A limitation of this study is that it was conducted in healthy subjects. A major goal in the management of UCDs is the control of ammonemia and thus the effect of these drugs on plasma ammonia concentration is central to their therapeutic function.37 Due to the fact that ammonemia is well controlled in healthy subjects, this endpoint was not assessed. Previous studies on phenylbutyrate metabolism were conducted in fasted and drug-naïve individuals or in metabolically adapted subjects who were fed small, frequent meals.11,38,39 A strength of the present study is that the drugs were studied after a 3-day adaptation period and in conjunction with a meal, which better represents the clinical scenario in the management of individuals with UCDs. An additional strength of the study was the use of 15N spirulina to determine the conjugation and excretion of dietary nitrogen, and thus determine for the first time the fate of exogenous nitrogen when alternative pathways for nitrogen disposal are elicited.

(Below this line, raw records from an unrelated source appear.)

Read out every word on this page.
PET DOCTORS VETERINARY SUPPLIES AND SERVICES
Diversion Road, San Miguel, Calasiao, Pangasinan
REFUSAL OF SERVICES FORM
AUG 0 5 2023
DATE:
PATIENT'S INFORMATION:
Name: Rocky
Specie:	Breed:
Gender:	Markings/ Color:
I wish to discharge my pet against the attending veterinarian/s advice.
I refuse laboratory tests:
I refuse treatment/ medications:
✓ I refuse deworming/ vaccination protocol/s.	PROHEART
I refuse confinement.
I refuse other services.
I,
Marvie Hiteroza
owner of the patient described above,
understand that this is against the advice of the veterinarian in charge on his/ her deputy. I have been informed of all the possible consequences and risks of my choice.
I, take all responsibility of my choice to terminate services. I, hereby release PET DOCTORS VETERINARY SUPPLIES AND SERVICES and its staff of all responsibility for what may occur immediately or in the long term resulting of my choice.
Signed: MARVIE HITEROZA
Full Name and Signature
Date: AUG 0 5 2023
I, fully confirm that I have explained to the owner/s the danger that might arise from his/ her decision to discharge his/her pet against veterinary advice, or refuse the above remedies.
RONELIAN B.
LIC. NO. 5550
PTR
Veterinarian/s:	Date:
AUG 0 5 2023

In summary, on a molar basis, phenylbutyrate was more efficacious than benzoate at conjugating and disposing of nitrogen. The inclusion of both drugs resulted in a reduction of treatment cost without compromising the amount of nitrogen conjugated. The differences found in the pharmacokinetics between the two drugs may be utilized to devise cost-effective management strategies that maximize the efficacy of drug conjugation and at the same time increase the cost-effectiveness of the therapy.